Luego de subir por el barrio La Candelaria, el bus nos dejó a la intemperie. Después comenzamos a visitar por todos los sitios turísticos nombrados en una larga lista de veinte lugares, así que la búsqueda era larga, más cuando en grupitos de dos o tres estudiantes explicarían el sitio brevemente consultado. Probablemente encontraría a Kevin en algún hermoso lugar. Efectivamente sucedió, aunque en un sitio no tan hermoso y oscuramente temible hasta en el nombre para mí. Nuestro primer encuentro fue a las afueras de la iglesia de La Orden Tercera, en aquella no se nos permitió entrar y tuvimos que ver su simple fachada colonial; un gran alivio. Allí Kevin llevaba puestas unas gafas oscuras que lo hacían lucir como un chico millonario y creído, lo cual me hacía confundir si me miraba o no. Dudando, lo saludé a cierta distancia con mi mano y él hizo lo mismo sonriendo, indicándome su cálido y despreocupado recibimiento.
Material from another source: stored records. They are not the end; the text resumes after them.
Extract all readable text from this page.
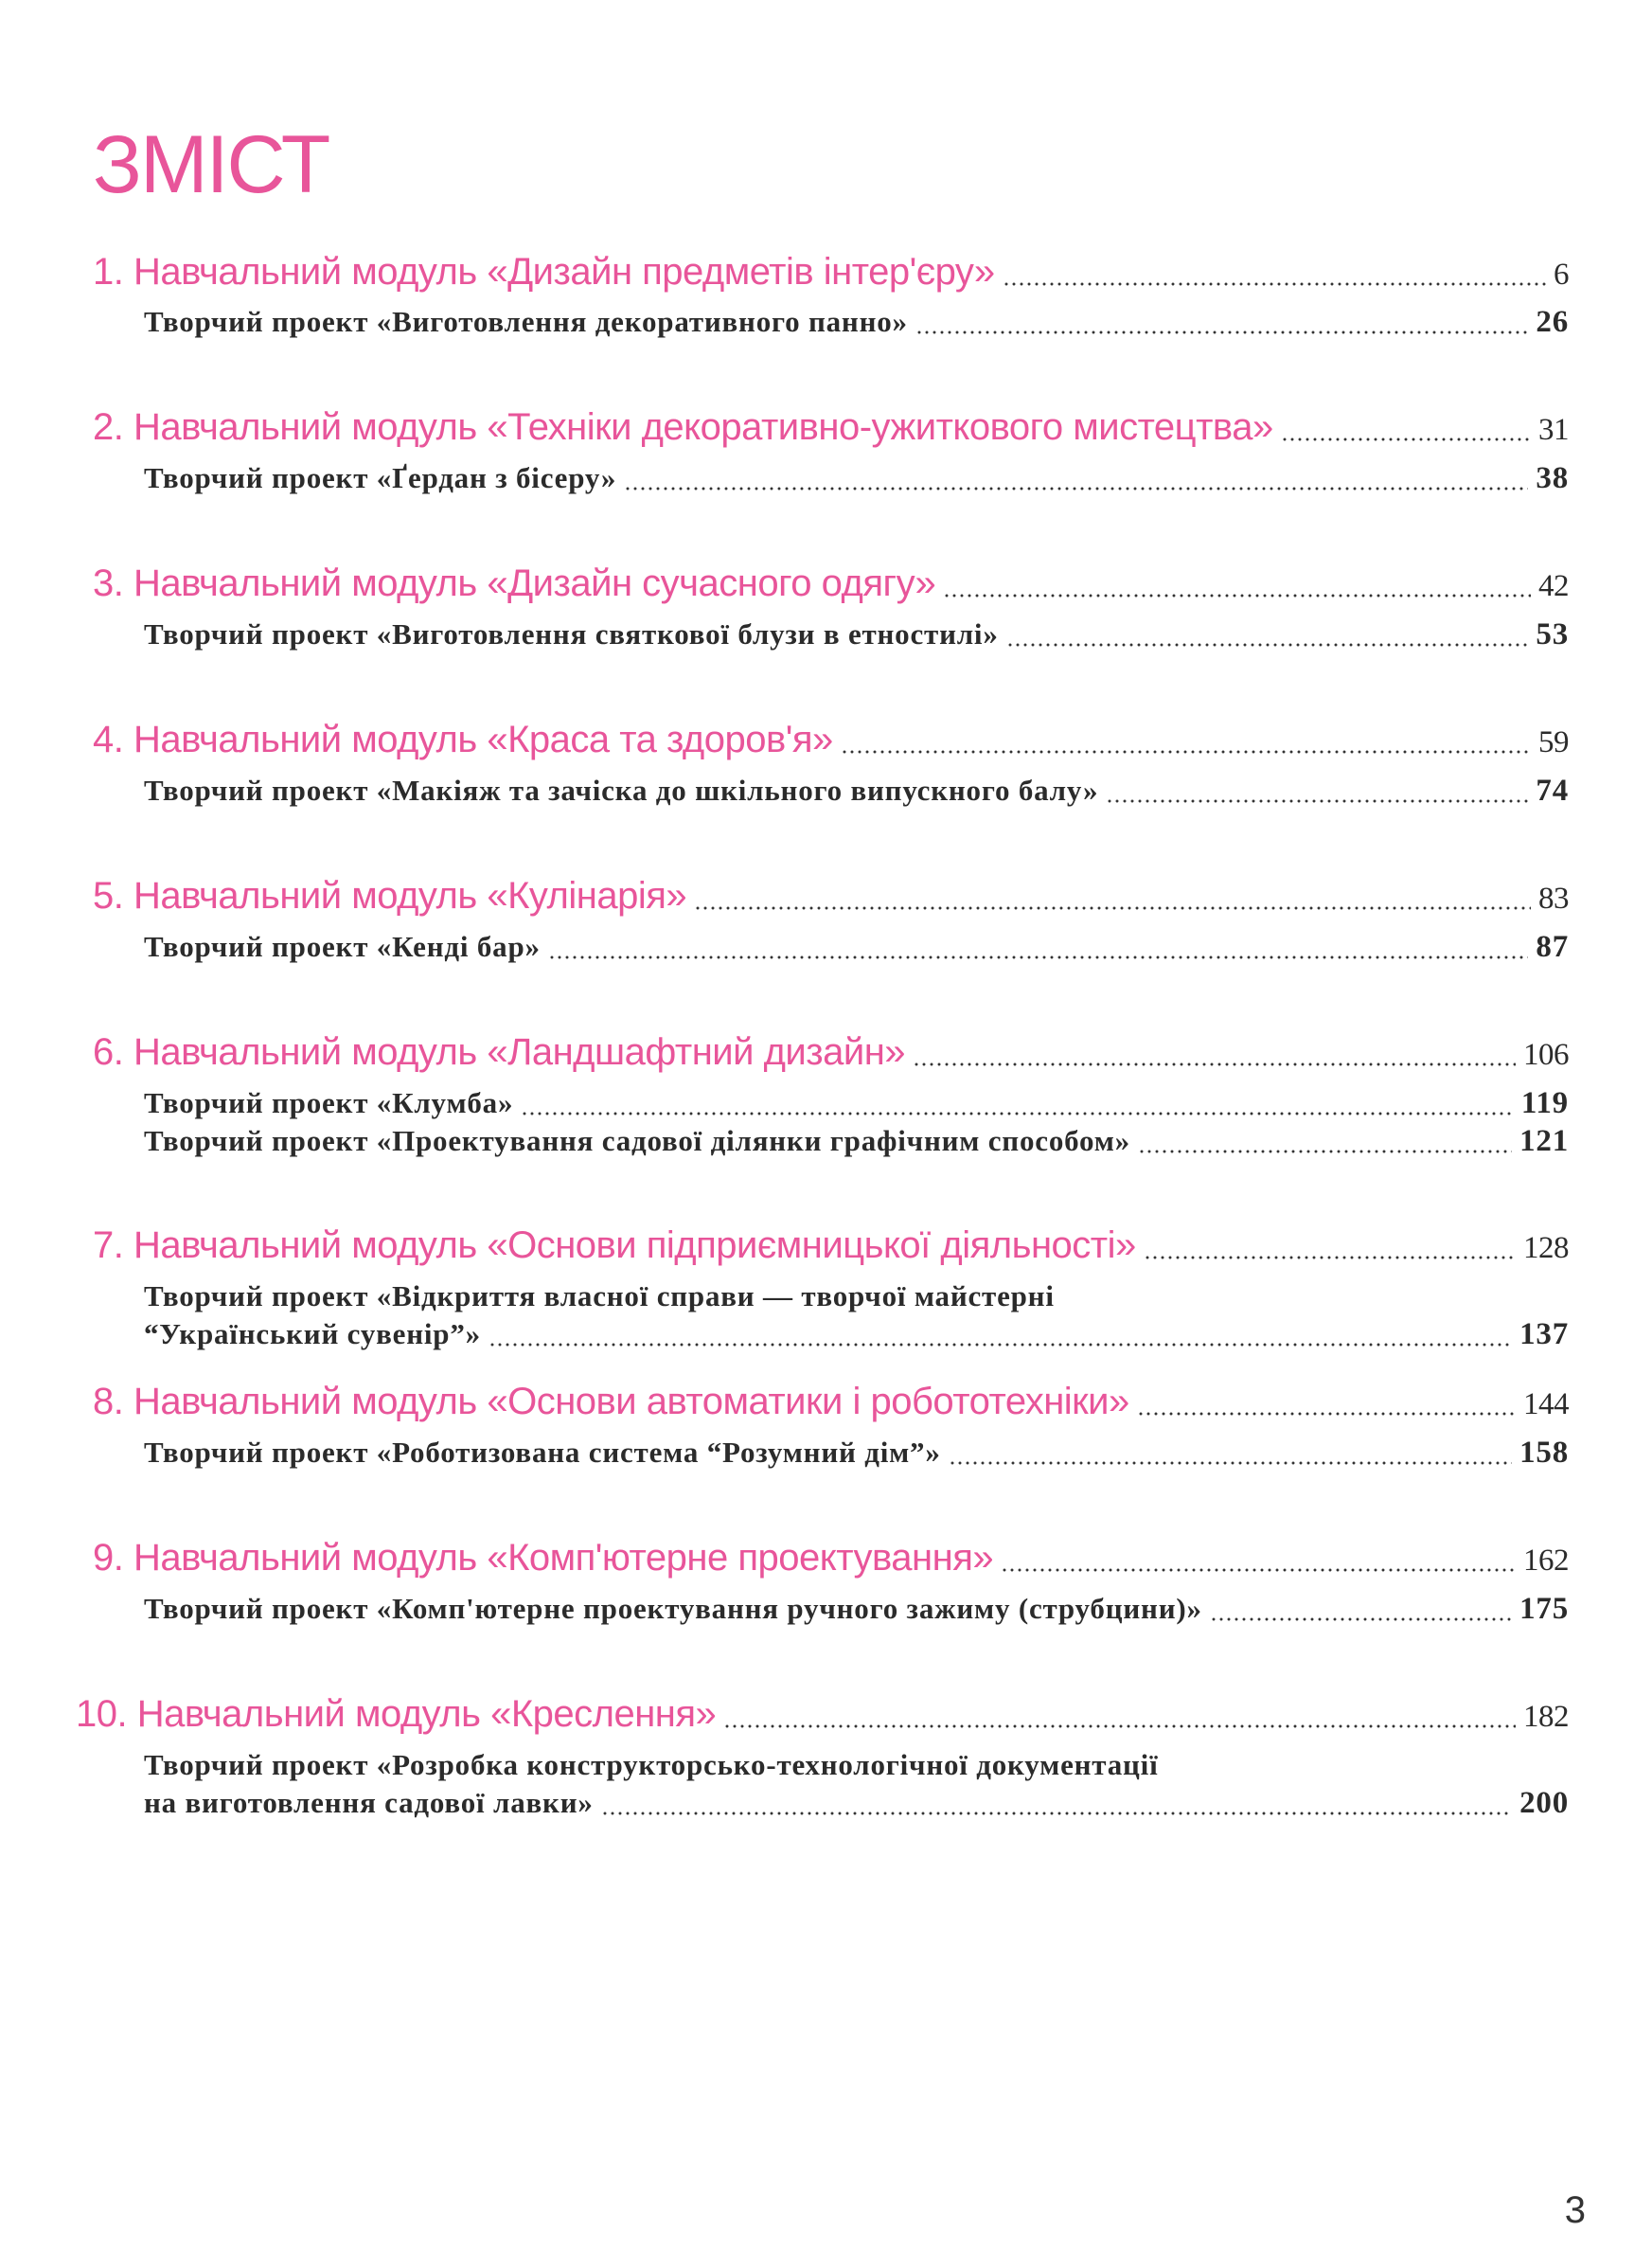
ЗМІСТ
1. Навчальний модуль «Дизайн предметів інтер'єру»	6
Творчий проект «Виготовлення декоративного панно»	26
2. Навчальний модуль «Техніки декоративно-ужиткового мистецтва»	31
Творчий проект «Ґердан з бісеру»	38
3. Навчальний модуль «Дизайн сучасного одягу»	42
Творчий проект «Виготовлення святкової блузи в етностилі»	53
4. Навчальний модуль «Краса та здоров'я»	59
Творчий проект «Макіяж та зачіска до шкільного випускного балу»	74
5. Навчальний модуль «Кулінарія»	83
Творчий проект «Кенді бар»	87
6. Навчальний модуль «Ландшафтний дизайн»	106
Творчий проект «Клумба»	119
Творчий проект «Проектування садової ділянки графічним способом»	121
7. Навчальний модуль «Основи підприємницької діяльності»	128
Творчий проект «Відкриття власної справи — творчої майстерні
“Український сувенір”»	137
8. Навчальний модуль «Основи автоматики і робототехніки»	144
Творчий проект «Роботизована система “Розумний дім”»	158
9. Навчальний модуль «Комп'ютерне проектування»	162
Творчий проект «Комп'ютерне проектування ручного зажиму (струбцини)»	175
10. Навчальний модуль «Креслення»	182
Творчий проект «Розробка конструкторсько-технологічної документації
на виготовлення садової лавки»	200
3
Luego, mi curso se alejó de 1101 y no volví a verlo hasta la hora del almuerzo. El lugar fue el Chorro de Quevedo, el mismo lugar que dibujé, y para coincidir el suceso, expuse su historia y características acompañada de Yomary. Después, empezamos a almorzar y descansar un rato. Mi deliciosa merienda fue una pizza de champiñones, la cual no aproveché su contenido total. Un tal Daniel de 1101 que llegó, me pidió a mí y otros chicos de mi curso que le diéramos un poco de nuestra comida y le dimos, bromeando su necesidad. Él daba la ocasión para ser víctima de chistes y bromas.
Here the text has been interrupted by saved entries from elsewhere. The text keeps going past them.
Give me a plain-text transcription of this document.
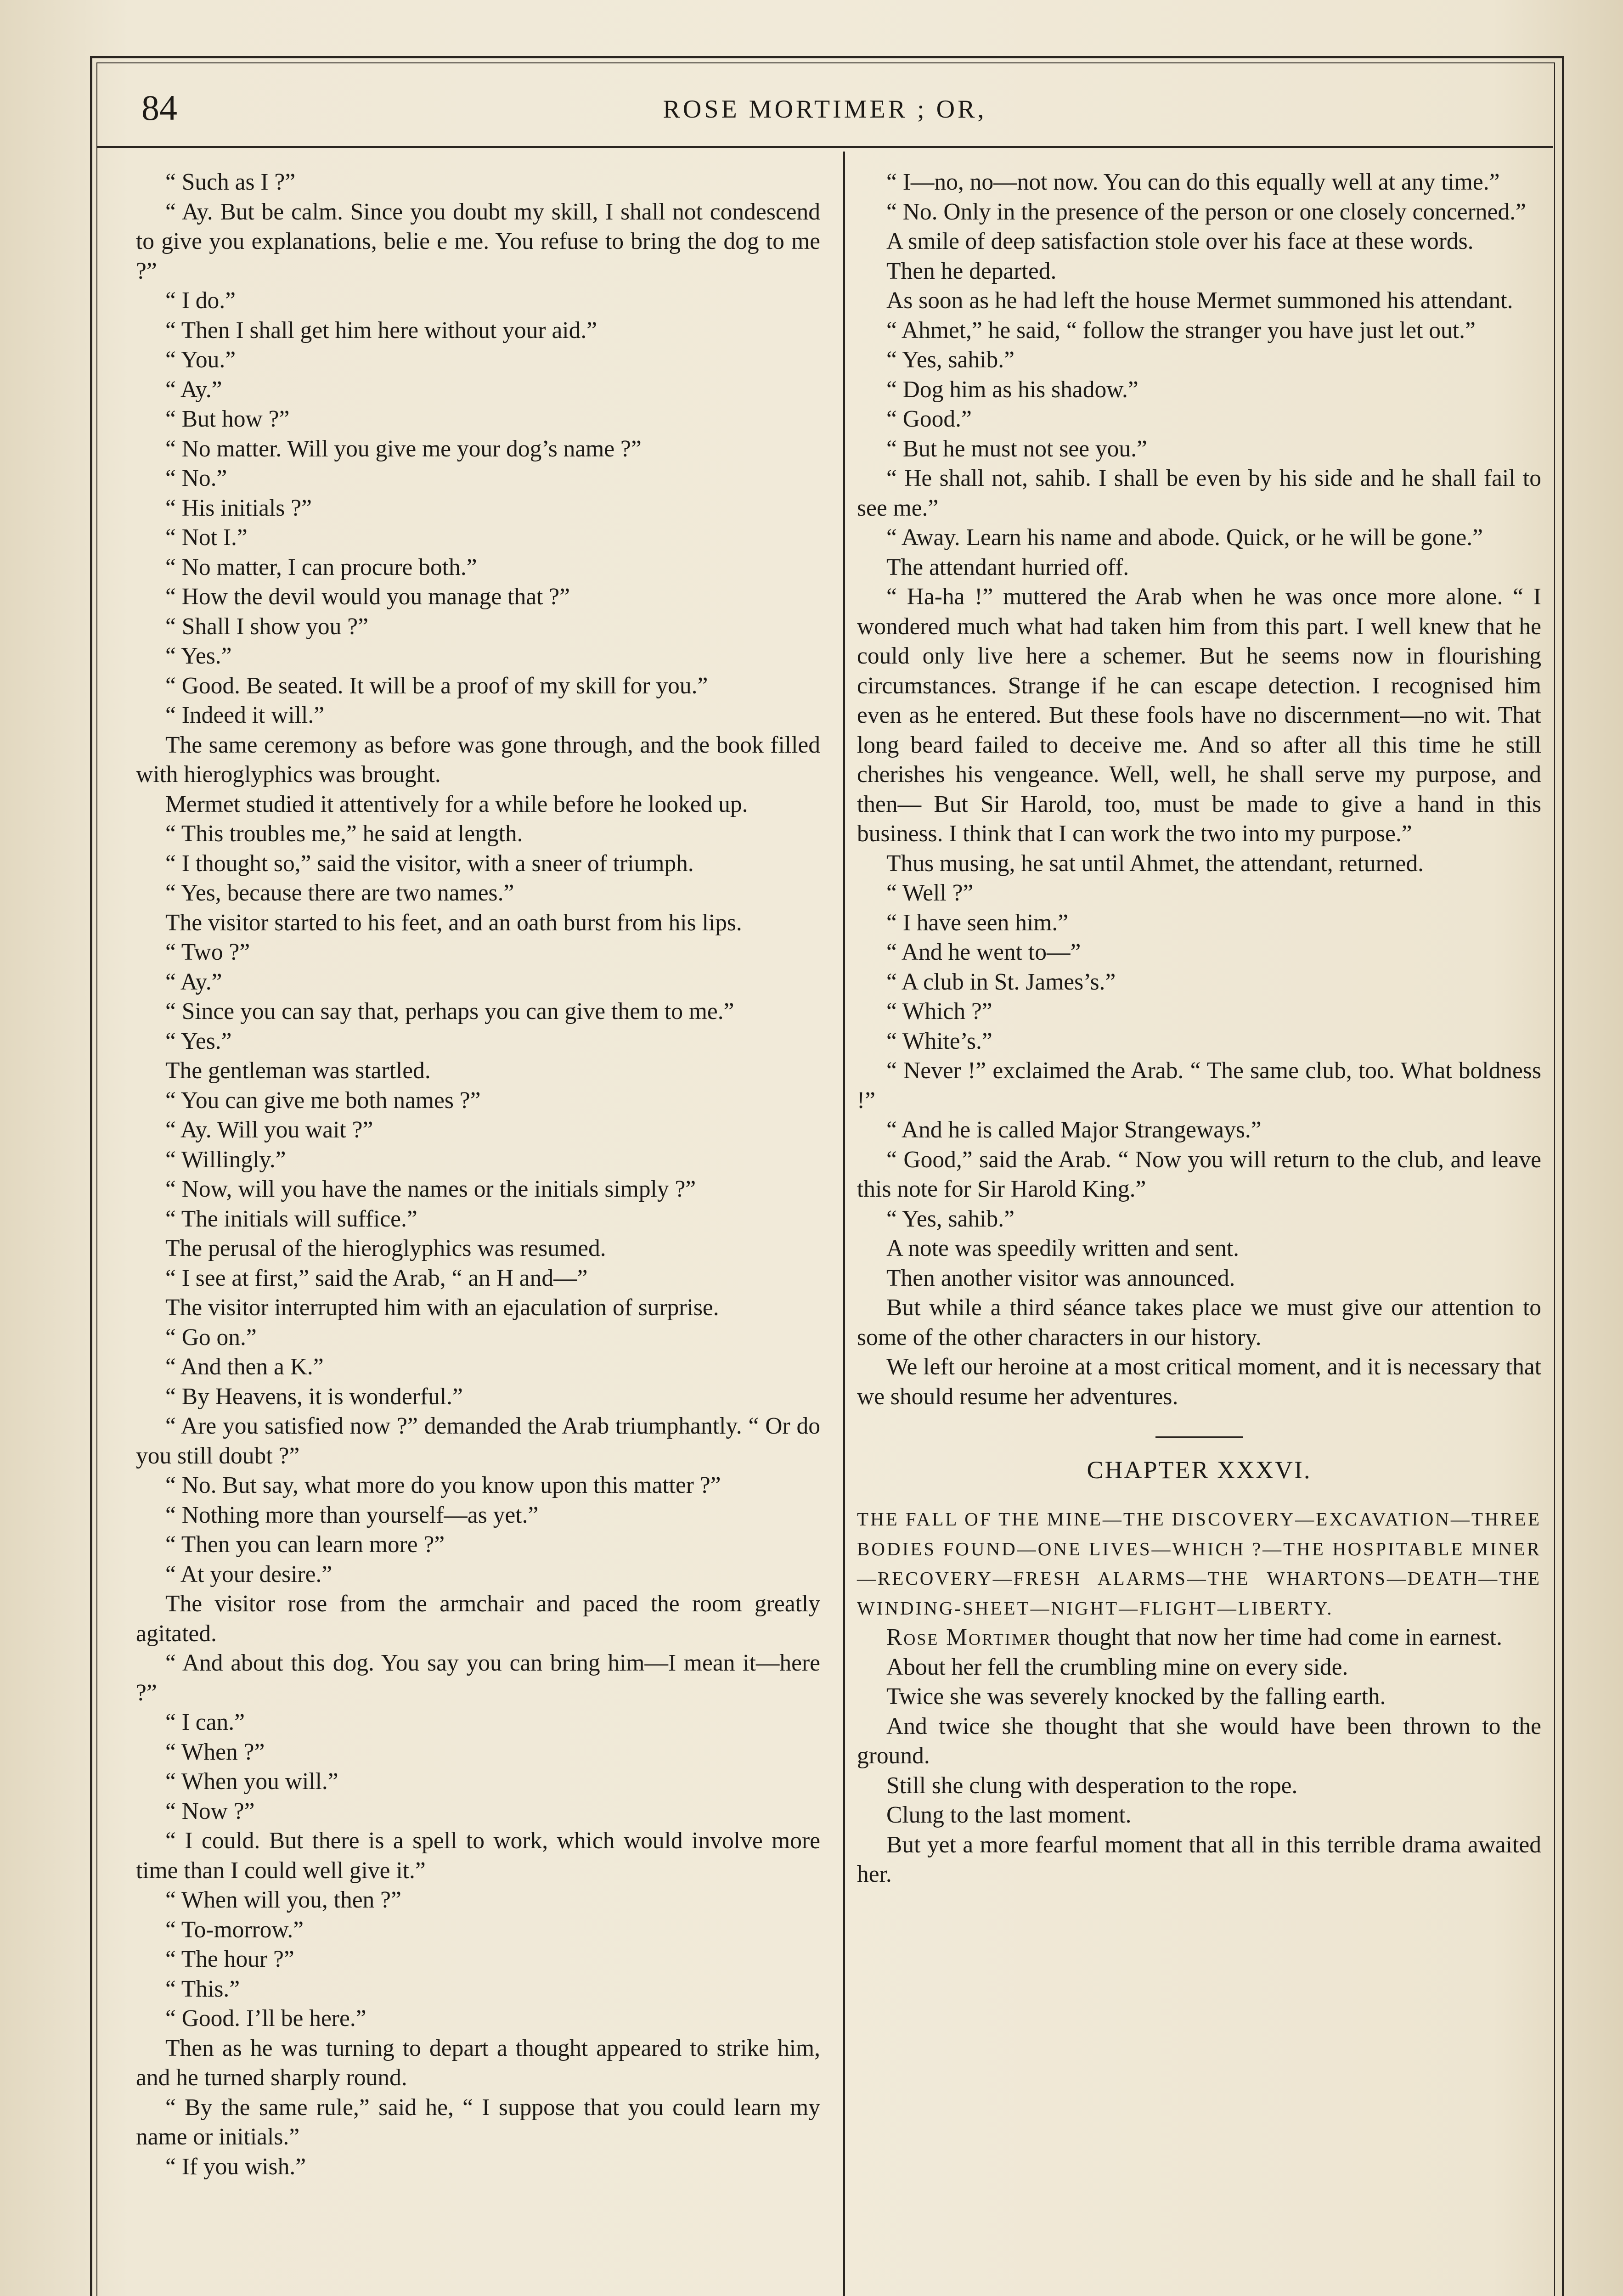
84	ROSE MORTIMER ; OR,

“ Such as I ?”

“ Ay. But be calm. Since you doubt my skill, I shall not condescend to give you explanations, belie e me. You refuse to bring the dog to me ?”

“ I do.”

“ Then I shall get him here without your aid.”

“ You.”

“ Ay.”

“ But how ?”

“ No matter. Will you give me your dog’s name ?”

“ No.”

“ His initials ?”

“ Not I.”

“ No matter, I can procure both.”

“ How the devil would you manage that ?”

“ Shall I show you ?”

“ Yes.”

“ Good. Be seated. It will be a proof of my skill for you.”

“ Indeed it will.”

The same ceremony as before was gone through, and the book filled with hieroglyphics was brought.

Mermet studied it attentively for a while before he looked up.

“ This troubles me,” he said at length.

“ I thought so,” said the visitor, with a sneer of triumph.

“ Yes, because there are two names.”

The visitor started to his feet, and an oath burst from his lips.

“ Two ?”

“ Ay.”

“ Since you can say that, perhaps you can give them to me.”

“ Yes.”

The gentleman was startled.

“ You can give me both names ?”

“ Ay. Will you wait ?”

“ Willingly.”

“ Now, will you have the names or the initials simply ?”

“ The initials will suffice.”

The perusal of the hieroglyphics was resumed.

“ I see at first,” said the Arab, “ an H and—”

The visitor interrupted him with an ejaculation of surprise.

“ Go on.”

“ And then a K.”

“ By Heavens, it is wonderful.”

“ Are you satisfied now ?” demanded the Arab triumphantly. “ Or do you still doubt ?”

“ No. But say, what more do you know upon this matter ?”

“ Nothing more than yourself—as yet.”

“ Then you can learn more ?”

“ At your desire.”

The visitor rose from the armchair and paced the room greatly agitated.

“ And about this dog. You say you can bring him—I mean it—here ?”

“ I can.”

“ When ?”

“ When you will.”

“ Now ?”

“ I could. But there is a spell to work, which would involve more time than I could well give it.”

“ When will you, then ?”

“ To-morrow.”

“ The hour ?”

“ This.”

“ Good. I’ll be here.”

Then as he was turning to depart a thought appeared to strike him, and he turned sharply round.

“ By the same rule,” said he, “ I suppose that you could learn my name or initials.”

“ If you wish.”

“ I—no, no—not now. You can do this equally well at any time.”

“ No. Only in the presence of the person or one closely concerned.”

A smile of deep satisfaction stole over his face at these words.

Then he departed.

As soon as he had left the house Mermet summoned his attendant.

“ Ahmet,” he said, “ follow the stranger you have just let out.”

“ Yes, sahib.”

“ Dog him as his shadow.”

“ Good.”

“ But he must not see you.”

“ He shall not, sahib. I shall be even by his side and he shall fail to see me.”

“ Away. Learn his name and abode. Quick, or he will be gone.”

The attendant hurried off.

“ Ha-ha !” muttered the Arab when he was once more alone. “ I wondered much what had taken him from this part. I well knew that he could only live here a schemer. But he seems now in flourishing circumstances. Strange if he can escape detection. I recognised him even as he entered. But these fools have no discernment—no wit. That long beard failed to deceive me. And so after all this time he still cherishes his vengeance. Well, well, he shall serve my purpose, and then— But Sir Harold, too, must be made to give a hand in this business. I think that I can work the two into my purpose.”

Thus musing, he sat until Ahmet, the attendant, returned.

“ Well ?”

“ I have seen him.”

“ And he went to—”

“ A club in St. James’s.”

“ Which ?”

“ White’s.”

“ Never !” exclaimed the Arab. “ The same club, too. What boldness !”

“ And he is called Major Strangeways.”

“ Good,” said the Arab. “ Now you will return to the club, and leave this note for Sir Harold King.”

“ Yes, sahib.”

A note was speedily written and sent.

Then another visitor was announced.

But while a third séance takes place we must give our attention to some of the other characters in our history.

We left our heroine at a most critical moment, and it is necessary that we should resume her adventures.

CHAPTER XXXVI.

THE FALL OF THE MINE—THE DISCOVERY—EXCAVATION—THREE BODIES FOUND—ONE LIVES—WHICH ?—THE HOSPITABLE MINER—RECOVERY—FRESH ALARMS—THE WHARTONS—DEATH—THE WINDING-SHEET—NIGHT—FLIGHT—LIBERTY.

Rose Mortimer thought that now her time had come in earnest.

About her fell the crumbling mine on every side.

Twice she was severely knocked by the falling earth.

And twice she thought that she would have been thrown to the ground.

Still she clung with desperation to the rope.

Clung to the last moment.

But yet a more fearful moment that all in this terrible drama awaited her.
Pronto, vi a Kevin comiendo y extrañamente alejado de sus compañeros. Terminé de comer y llegó gente universitaria, la cual comenzó a ganar notoriedad por sus voces claras y fuertes que indicaban que iban cantar uno por uno, pero que al final sólo fue pura farsa y, poco a poco, dejaron de imponer sus anteriores voces animadas. En ese momento me recosté en un poste aprendiendo cómo hablar fuerte y claro para llamar la atención y no me quedé esperando a que alguno cantara, pues en sus caras se veía el sarcasmo reluciente. De pronto, se paró una figura al lado mío y sentí una maravillosa sensación de alguien conocido y hermoso para mí. Era Kevin, pero no quise mirarlo, no estaba preparada para recibir a aquel chico tan alto y hablarle, siendo yo tan bajita como una hormiga a su comparación. A pesar de que estuviera varios minutos incontables ahí al lado mío no pude hablarle, mi mente estaba en shock y no se me ocurrió ni siquiera un estúpido chiste.